Resumo
A pesquisa propôs descrever e analisar o trabalho de uma professora alfabetizadora no primeiro ano do ciclo inicial do ensino fundamental, buscando compreender os desafios em alfabetizar no contexto das recentes determinações da política pública oficial do ensino fundamental de nove anos, além observar mudanças no trabalho docente às perspectivas propostas a partir dos referenciais teóricos que, ao instaurar novos modos de organização do trabalho escolar, afeta diretamente a atuação do professor. Considerando- se que espaços e tempos em sala de aula são organizados, em grande medida, em função das decisões do professor, numa determinada instituição educativa, as questões que focalizo são: como o professor alfabetizador responde às exigências institucionais que regulam de fora seu trabalho e, ao mesmo tempo, às urgências que nascem da interação que estabelece com os alunos no trabalho de ensino? É possível observar mudanças nas práticas de alfabetização? Quais os desafios são enfrentados para a finalidade do trabalho com a alfabetização e que são alternativas estão sendo criadas neste processo?
Do ponto de vista teórico o trabalho docente é uma ação dinâmica, se utiliza de diferentes dispositivos didáticos para alcançar seus objetivos e como fundamento o pressuposto que a ação do professor se materializa em meios que produzem transformações intencionais nos modos de pensar, agir e falar dos alunos (SCHNEUWLY, 2009). Identifica elementos principais para uma teoria da docência na perspectiva interacional, em que o trabalho docente é de um ser humano para outro, como “importante compreender que as pessoas não são um meio ou uma finalidade do trabalho, mas matéria-prima do processo interativo e o desafio primeiro das atividades dos trabalhadores” (TARDIF & LESSARD, 2009).

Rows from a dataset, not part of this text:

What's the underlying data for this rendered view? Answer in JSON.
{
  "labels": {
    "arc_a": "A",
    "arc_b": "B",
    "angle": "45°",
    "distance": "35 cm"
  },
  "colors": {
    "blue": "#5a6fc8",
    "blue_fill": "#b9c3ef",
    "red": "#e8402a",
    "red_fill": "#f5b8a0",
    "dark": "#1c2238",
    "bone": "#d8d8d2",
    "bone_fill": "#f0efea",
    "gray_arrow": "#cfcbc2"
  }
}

Da perspectiva histórica o conceito de cultura escolar pesquisado por FRAGO (1994, 1995, 1996 e 1997), encarar o “ensino como uma prática cultural que tem lugar no seio de determinados sistemas educativos” é considerar “uma prática submetida a modelos aprendidos implicitamente por cada professor, não por estudos intencionais, mas mediante a observação e participação”. Para isso é preciso compreender os conceitos empregados nos termos alfabetização e letramento no Brasil desde a década de 80, contribuições que permitem conceituar, conforme MORTATTI (2010) “Alfabetização” como conceito utilizado para designar processo de ensino e aprendizagem que comportou diferentes sentidos, designado por diferentes termos, correspondentes a diferentes conceitos, tais como: “ensino das primeiras letras”; “ensino de leitura”; “ensino simultâneo de leitura e escrita”.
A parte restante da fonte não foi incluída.